Architecture Overview

This guide provides a high-level overview of the pyhs3 architecture to help contributors understand the codebase structure.

Project Goals

pyhs3 is a pure-Python implementation of the HS3 (High-level Statistics Serialization Standard) specification that:

  • Deserializes HS3 JSON to Python objects

  • Builds computational graphs using PyTensor for automatic differentiation

  • Evaluates statistical models efficiently with tensor operations

  • Supports complex statistical models from particle physics (e.g., HistFactory)

Core Concepts

The architecture follows the HS3 specification structure:

Workspace

The Workspace is the top-level container that holds all components of a statistical analysis:

  • Metadata: Version and configuration information

  • Distributions: Probability distributions (PDFs)

  • Functions: Mathematical functions and transformations

  • Domains: Parameter bounds and constraints

  • Parameter Points: Named parameter sets (values, errors, bounds)

  • Data: Observable data for fits

  • Likelihoods: Likelihood definitions combining distributions and data

  • Analyses: Complete analysis specifications

Located in: src/pyhs3/core.py

Model

The Model is built from a Workspace and represents a compiled computational graph:

  • Converts symbolic expressions to PyTensor ops

  • Manages parameter ordering and dependencies

  • Provides methods for PDF evaluation (logpdf, pdf)

  • Handles parameter transformations and constraints

Located in: src/pyhs3/core.py

Distributions

Distributions represent probability density functions.

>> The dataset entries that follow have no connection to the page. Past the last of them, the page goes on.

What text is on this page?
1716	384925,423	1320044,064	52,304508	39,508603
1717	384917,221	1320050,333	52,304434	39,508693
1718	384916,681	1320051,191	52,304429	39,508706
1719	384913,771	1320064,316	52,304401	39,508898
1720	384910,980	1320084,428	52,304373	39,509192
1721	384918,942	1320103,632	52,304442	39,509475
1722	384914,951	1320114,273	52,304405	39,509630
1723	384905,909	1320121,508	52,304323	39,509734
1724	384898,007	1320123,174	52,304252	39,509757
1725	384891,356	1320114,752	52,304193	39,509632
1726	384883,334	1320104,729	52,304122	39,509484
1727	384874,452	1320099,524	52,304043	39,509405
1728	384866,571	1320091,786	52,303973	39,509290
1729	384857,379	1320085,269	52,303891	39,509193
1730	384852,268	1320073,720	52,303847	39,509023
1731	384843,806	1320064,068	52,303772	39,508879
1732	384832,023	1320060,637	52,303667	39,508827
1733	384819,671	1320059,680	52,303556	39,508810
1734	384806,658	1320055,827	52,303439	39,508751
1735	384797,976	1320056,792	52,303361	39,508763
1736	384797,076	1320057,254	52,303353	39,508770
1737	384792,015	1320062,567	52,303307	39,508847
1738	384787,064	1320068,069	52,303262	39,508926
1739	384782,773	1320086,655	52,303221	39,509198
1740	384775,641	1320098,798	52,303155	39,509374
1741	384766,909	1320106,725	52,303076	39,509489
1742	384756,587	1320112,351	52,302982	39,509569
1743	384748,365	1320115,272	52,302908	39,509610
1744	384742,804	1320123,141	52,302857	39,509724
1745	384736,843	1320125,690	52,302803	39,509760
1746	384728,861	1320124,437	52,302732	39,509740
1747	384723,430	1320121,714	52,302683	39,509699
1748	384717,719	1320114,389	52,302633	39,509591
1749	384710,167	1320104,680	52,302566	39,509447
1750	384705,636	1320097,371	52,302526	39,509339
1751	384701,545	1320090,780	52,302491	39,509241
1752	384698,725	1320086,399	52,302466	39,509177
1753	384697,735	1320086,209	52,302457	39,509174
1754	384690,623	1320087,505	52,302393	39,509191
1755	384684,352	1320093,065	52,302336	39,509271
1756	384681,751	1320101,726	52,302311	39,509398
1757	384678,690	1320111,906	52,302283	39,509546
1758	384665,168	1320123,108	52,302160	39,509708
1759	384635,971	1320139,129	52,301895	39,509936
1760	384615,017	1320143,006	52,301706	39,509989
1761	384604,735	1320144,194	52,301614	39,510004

The distribution system is hierarchical:

Base Classes (src/pyhs3/distributions/core.py):

  • Distribution: Abstract base for all distributions

  • Distributions: Container for managing multiple distributions

Distribution Types:

  • Basic (basic.py): Gaussian, Poisson, Exponential, Uniform, etc.

  • Mathematical (mathematical.py): LogNormal, Gamma, Beta, etc.

  • Physics (physics.py): CrystalBall, Landau (particle physics specific)

  • CMS (cms.py): CMS experiment specific distributions

  • Composite (composite.py): Product, Mixture, Sum distributions

  • Histogram (histogram.py): Binned data distributions with interpolation

Distribution Architecture:

Each distribution separates the main probability model from extended likelihood terms:

  • likelihood(context): Main probability density function (abstract - must implement)

    • Core PDF/PMF implementation

    • Examples: Gaussian PDF, Poisson PMF, exponential decay

  • extended_likelihood(context, data): Additional constraint/extended terms (optional)

    • Default: returns 1.0 (no additional terms)

    • Override for constraint terms (HistFactory) or extended ML fits (MixtureDist)

  • expression(context): Complete probability (concrete - do not override)

    • Automatically combines: likelihood() * extended_likelihood()

    • Ensures distributions are self-contained

  • log_expression(context): Log probability (concrete - do not override)

    • Combines in log space: log(likelihood()) + log(extended_likelihood())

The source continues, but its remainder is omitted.